I was sure I would like this book as I liked other Lear novels, but it was a letdown. To be frank, it's a fuck book and that's not what I wanted or expected- graphic sex I have no problem with, but this is just a porn movie in novel form, hardly the gay Gone with the Wind evoked by the back cover. Moreover, Lear failed fully to convince me his story was appropriate to its American Civil War time period: the familiar tale of every male character being either gay or extremely open to sexual experimentation instantly with any man he meets, in a society unrealistically tolerant of homosexuality and romantic relationships between men.
I think maybe I'm hard on Lear because I know what he's capable of- Palace of Varieties is one of my favourite books and Back Passage was a witty twist on the classic English country house detective novel. Both had their share of sex scenes but these were part of the plot not merely something to string together porn sequences. In Hot Valley however the sex, frequent and relentless, overwhelms storytelling, with the sole intention to arouse like any one-handed read. I enjoyed The Low Road, Lear's Jacobite masturbatory romp but maybe I was less jaded with porn at the time?
On a postive note, it's always nice to read a book that celebrates love between two men as natural. Yet the lovers at the centre of the story spend most of the book apart enjoying one sexual escapade after another only to be reunited near the end in a way that makes it hard to believe either could just give up his promiscuous ways and settle down to socially acceptable domestic bliss- especially since this is 1864 and one is white and the other black.

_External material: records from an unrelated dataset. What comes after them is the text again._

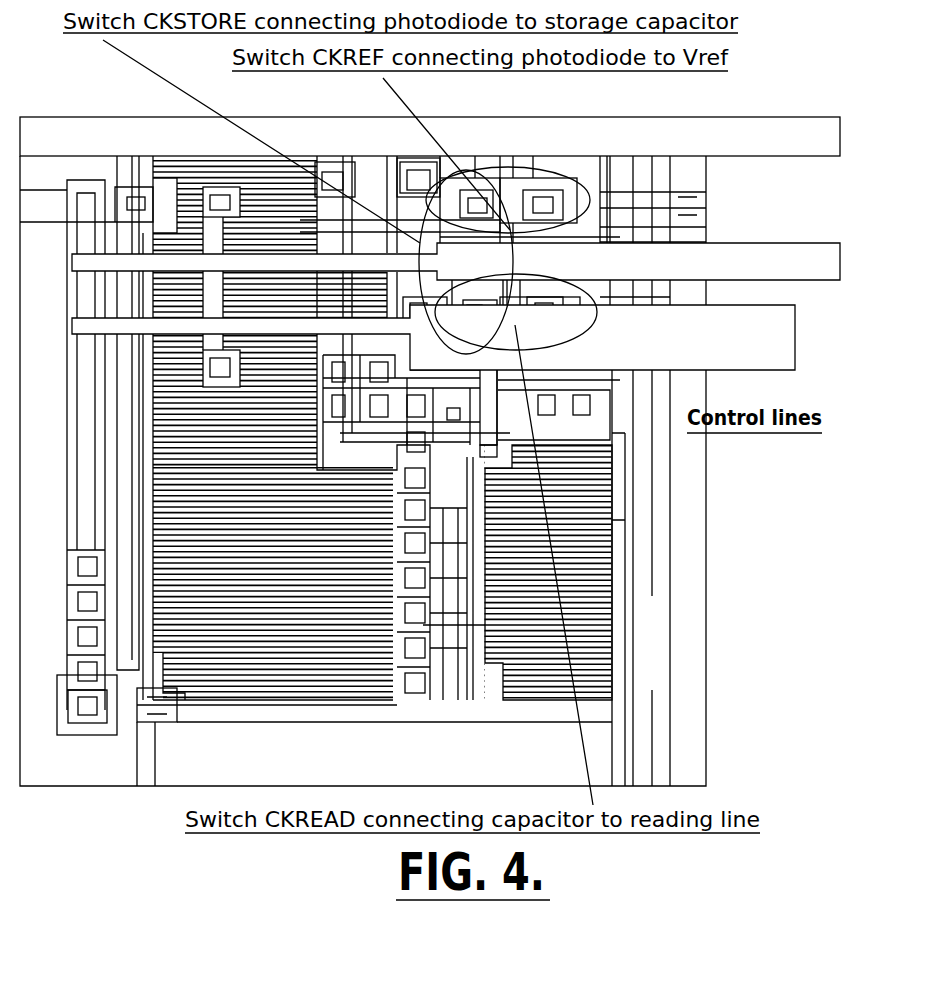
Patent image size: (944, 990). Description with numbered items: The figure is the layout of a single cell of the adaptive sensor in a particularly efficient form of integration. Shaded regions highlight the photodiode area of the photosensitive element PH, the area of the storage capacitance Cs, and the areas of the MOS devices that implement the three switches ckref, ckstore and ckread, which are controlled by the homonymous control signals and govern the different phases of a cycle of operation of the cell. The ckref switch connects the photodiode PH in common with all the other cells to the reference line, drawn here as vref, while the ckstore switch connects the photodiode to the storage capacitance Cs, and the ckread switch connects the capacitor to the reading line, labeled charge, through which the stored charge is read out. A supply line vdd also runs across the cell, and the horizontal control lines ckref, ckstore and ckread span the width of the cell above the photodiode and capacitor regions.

The photodiode sensor PH is at (268, 428).
The storage capacitance Cs is at (548, 572).
The supply line vdd is at (86, 445).
The charge line charge is at (650, 471).
The reference voltage line vref is at (686, 471).
The CKREF switch ckref is at (430, 136).
The CKSTORE switch ckstore is at (456, 261).
The CKREAD switch ckread is at (433, 337).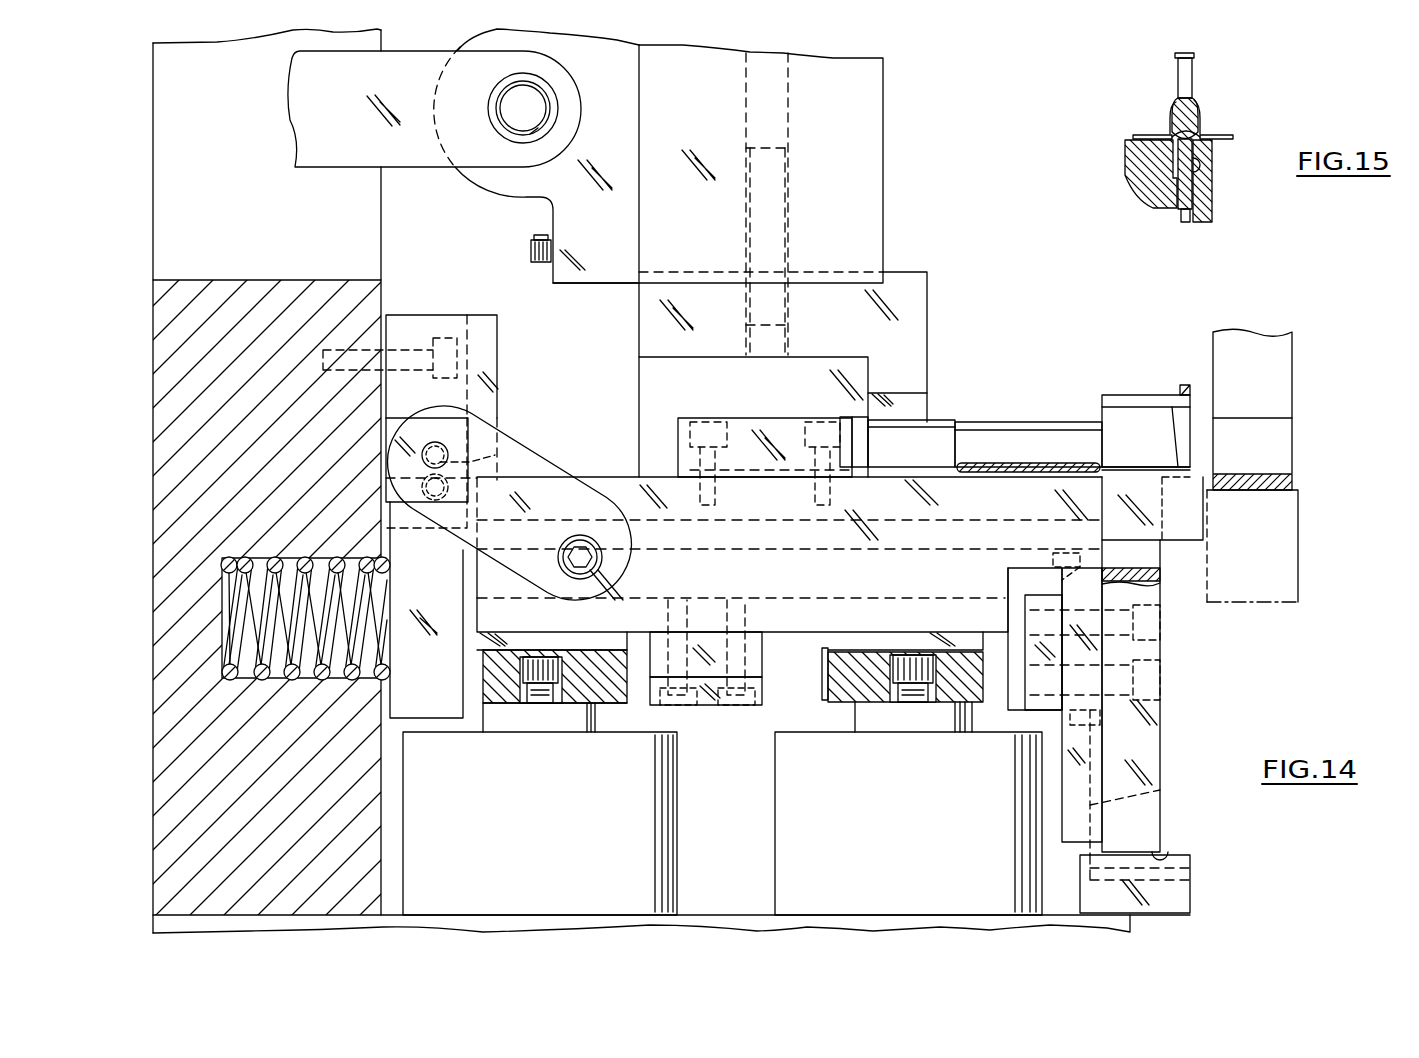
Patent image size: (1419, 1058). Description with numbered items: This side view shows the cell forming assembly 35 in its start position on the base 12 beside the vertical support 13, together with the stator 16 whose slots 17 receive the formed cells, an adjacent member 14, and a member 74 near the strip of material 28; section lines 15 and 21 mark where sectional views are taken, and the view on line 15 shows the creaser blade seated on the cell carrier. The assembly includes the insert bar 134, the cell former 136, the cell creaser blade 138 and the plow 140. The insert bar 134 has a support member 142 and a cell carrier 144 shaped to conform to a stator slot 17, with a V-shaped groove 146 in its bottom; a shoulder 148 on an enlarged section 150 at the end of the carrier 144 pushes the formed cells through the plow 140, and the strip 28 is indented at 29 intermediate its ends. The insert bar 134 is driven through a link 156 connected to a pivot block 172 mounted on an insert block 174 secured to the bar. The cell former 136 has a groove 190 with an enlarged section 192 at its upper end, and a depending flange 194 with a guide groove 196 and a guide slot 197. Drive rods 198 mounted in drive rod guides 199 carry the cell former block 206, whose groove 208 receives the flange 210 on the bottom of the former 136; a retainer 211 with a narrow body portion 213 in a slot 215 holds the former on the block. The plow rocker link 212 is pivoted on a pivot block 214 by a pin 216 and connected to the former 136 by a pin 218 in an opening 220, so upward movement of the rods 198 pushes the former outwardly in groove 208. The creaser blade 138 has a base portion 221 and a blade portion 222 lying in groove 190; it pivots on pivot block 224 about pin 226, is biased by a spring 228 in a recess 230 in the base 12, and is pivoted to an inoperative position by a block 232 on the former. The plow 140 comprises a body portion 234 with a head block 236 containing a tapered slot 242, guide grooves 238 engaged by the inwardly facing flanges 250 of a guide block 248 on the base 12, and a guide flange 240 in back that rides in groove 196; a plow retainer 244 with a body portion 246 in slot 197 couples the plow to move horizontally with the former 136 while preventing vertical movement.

In FIG. 14, the base 12 is at (725, 915).
In FIG. 14, the vertical support 13 is at (150, 464).
In FIG. 14, the workpiece holder 14 is at (1300, 545).
In FIG. 14, the section line 15— 15 is at (1023, 366).
In FIG. 14, the stator 16 is at (1290, 366).
In FIG. 14, the slots 17 is at (1286, 474).
In FIG. 14, the section line 21- 21 is at (690, 384).
In FIG. 14, the strip of material 28 is at (1000, 463).
In FIG. 15, the strip of material 28 is at (1233, 138).
In FIG. 15, the indentation 29 is at (1175, 116).
In FIG. 14, the cell forming assembly 35 is at (1060, 380).
In FIG. 14, the contact strip 74 is at (965, 472).
In FIG. 14, the insert bar 134 is at (932, 406).
In FIG. 15, the insert bar 134 is at (1218, 82).
In FIG. 14, the cell former 136 is at (588, 466).
In FIG. 15, the cell former 136 is at (1226, 201).
In FIG. 14, the cell creaser blade 138 is at (1184, 558).
In FIG. 15, the cell creaser blade 138 is at (1181, 218).
In FIG. 14, the plow 140 is at (1119, 380).
In FIG. 14, the support member 142 is at (930, 285).
In FIG. 14, the cell carrier 144 is at (1020, 421).
In FIG. 15, the cell carrier 144 is at (1195, 112).
In FIG. 15, the V-shaped groove 146 is at (1165, 136).
In FIG. 14, the shoulder 148 is at (958, 432).
In FIG. 15, the shoulder 148 is at (1202, 121).
In FIG. 14, the enlarged section 150 is at (893, 460).
In FIG. 14, the link 156 is at (335, 168).
In FIG. 14, the pivot block 172 is at (500, 185).
In FIG. 14, the insert block 174 is at (884, 102).
In FIG. 14, the groove 190 is at (835, 597).
In FIG. 15, the groove 190 is at (1187, 225).
In FIG. 14, the enlarged section 192 is at (883, 518).
In FIG. 15, the enlarged section 192 is at (1203, 168).
In FIG. 14, the depending flange 194 is at (1070, 740).
In FIG. 14, the guide groove 196 is at (1150, 795).
In FIG. 14, the guide slot 197 is at (1060, 577).
In FIG. 14, the drive rods 198 is at (598, 720).
In FIG. 14, the drive rod guides 199 is at (583, 848).
In FIG. 14, the cell former block 206 is at (830, 702).
In FIG. 14, the groove 208 is at (478, 645).
In FIG. 14, the flange 210 is at (813, 650).
In FIG. 14, the retainer 211 is at (754, 706).
In FIG. 14, the plow rocker link 212 is at (515, 440).
In FIG. 14, the narrow body portion 213 is at (752, 640).
In FIG. 14, the pivot block 214 is at (419, 503).
In FIG. 14, the slot 215 is at (826, 650).
In FIG. 14, the pin 216 is at (392, 481).
In FIG. 14, the pin 218 is at (603, 558).
In FIG. 14, the opening 220 is at (558, 562).
In FIG. 14, the base portion 221 is at (498, 345).
In FIG. 14, the blade portion 222 is at (648, 477).
In FIG. 14, the pivot block 224 is at (470, 345).
In FIG. 14, the pin 226 is at (500, 453).
In FIG. 14, the spring 228 is at (277, 560).
In FIG. 14, the recess 230 is at (277, 680).
In FIG. 14, the block 232 is at (765, 418).
In FIG. 14, the body portion 234 is at (1162, 720).
In FIG. 14, the head block 236 is at (1164, 400).
In FIG. 14, the guide grooves 238 is at (1160, 852).
In FIG. 14, the guide flange 240 is at (1090, 845).
In FIG. 14, the tapered slot 242 is at (1173, 434).
In FIG. 14, the plow retainer 244 is at (1010, 708).
In FIG. 14, the body portion 246 is at (1092, 723).
In FIG. 14, the guide block 248 is at (1192, 860).
In FIG. 14, the inwardly facing flanges 250 is at (1192, 872).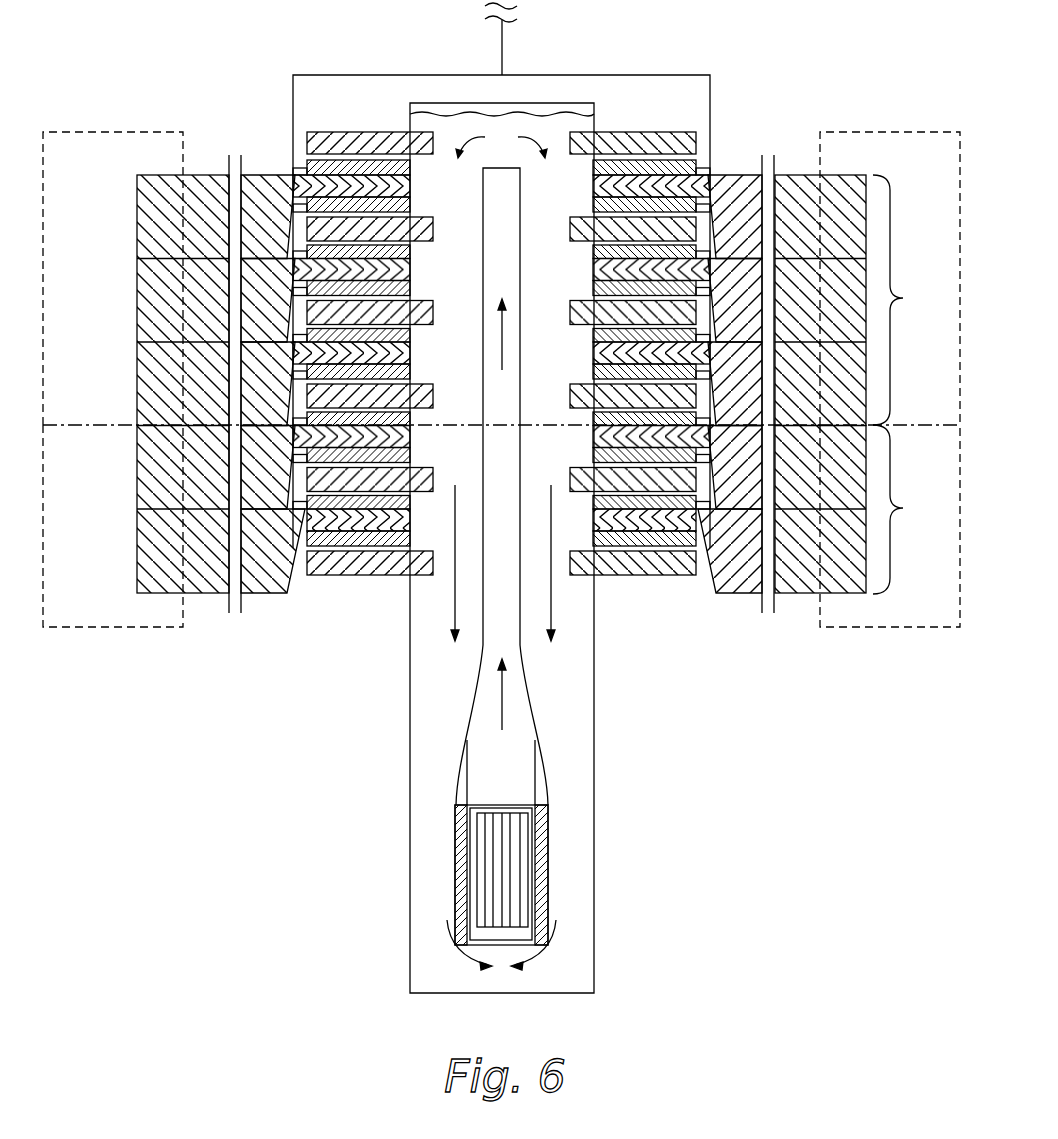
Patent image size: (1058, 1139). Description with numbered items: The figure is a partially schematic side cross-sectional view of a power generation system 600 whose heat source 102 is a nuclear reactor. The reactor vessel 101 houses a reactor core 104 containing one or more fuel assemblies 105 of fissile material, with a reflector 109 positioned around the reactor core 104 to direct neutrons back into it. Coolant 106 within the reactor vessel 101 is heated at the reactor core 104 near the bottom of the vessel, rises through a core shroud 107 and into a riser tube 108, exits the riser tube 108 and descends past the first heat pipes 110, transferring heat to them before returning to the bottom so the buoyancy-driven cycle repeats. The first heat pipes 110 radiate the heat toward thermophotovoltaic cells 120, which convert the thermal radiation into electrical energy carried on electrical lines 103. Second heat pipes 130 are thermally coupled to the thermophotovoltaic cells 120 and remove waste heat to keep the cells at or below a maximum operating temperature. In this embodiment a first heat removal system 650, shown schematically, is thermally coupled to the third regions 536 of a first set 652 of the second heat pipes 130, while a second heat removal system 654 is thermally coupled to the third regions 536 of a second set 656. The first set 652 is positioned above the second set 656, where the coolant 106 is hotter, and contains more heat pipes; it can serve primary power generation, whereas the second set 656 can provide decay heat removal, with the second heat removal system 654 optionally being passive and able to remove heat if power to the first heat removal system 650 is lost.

The sex is standard porn scenario, every possible sequence you could think of, from jailhouse orgy to medical fetish as though Lear had a list to work through. I quickly began to skim over these graphic scenes because they just didn't do anything for me- in the same way as most porn bores me because there's no emotional connection, no point other than arousal. There's a pay-off, finally, when the lovers are reunited having realised what they want more than anything is each other.
There's a dedication to Richard Amory, author of The Song of the Loon trilogy- Lear's book shares Amory's fondness for hairy bear types. It's enjoyable enough, if you like graphic sex with minimal plot interruption, certainly better than most published porn novels I have read but not, I have to say, as good as the best erotic slash fiction you can find online free of charge. Maybe it's unfair to criticise a book written to arouse for going about its business unashamedly, but it surely is possible to write erotic historical romance, telling a well structured story with character development and authentic period feel, and sell books in the numbers required by publishers?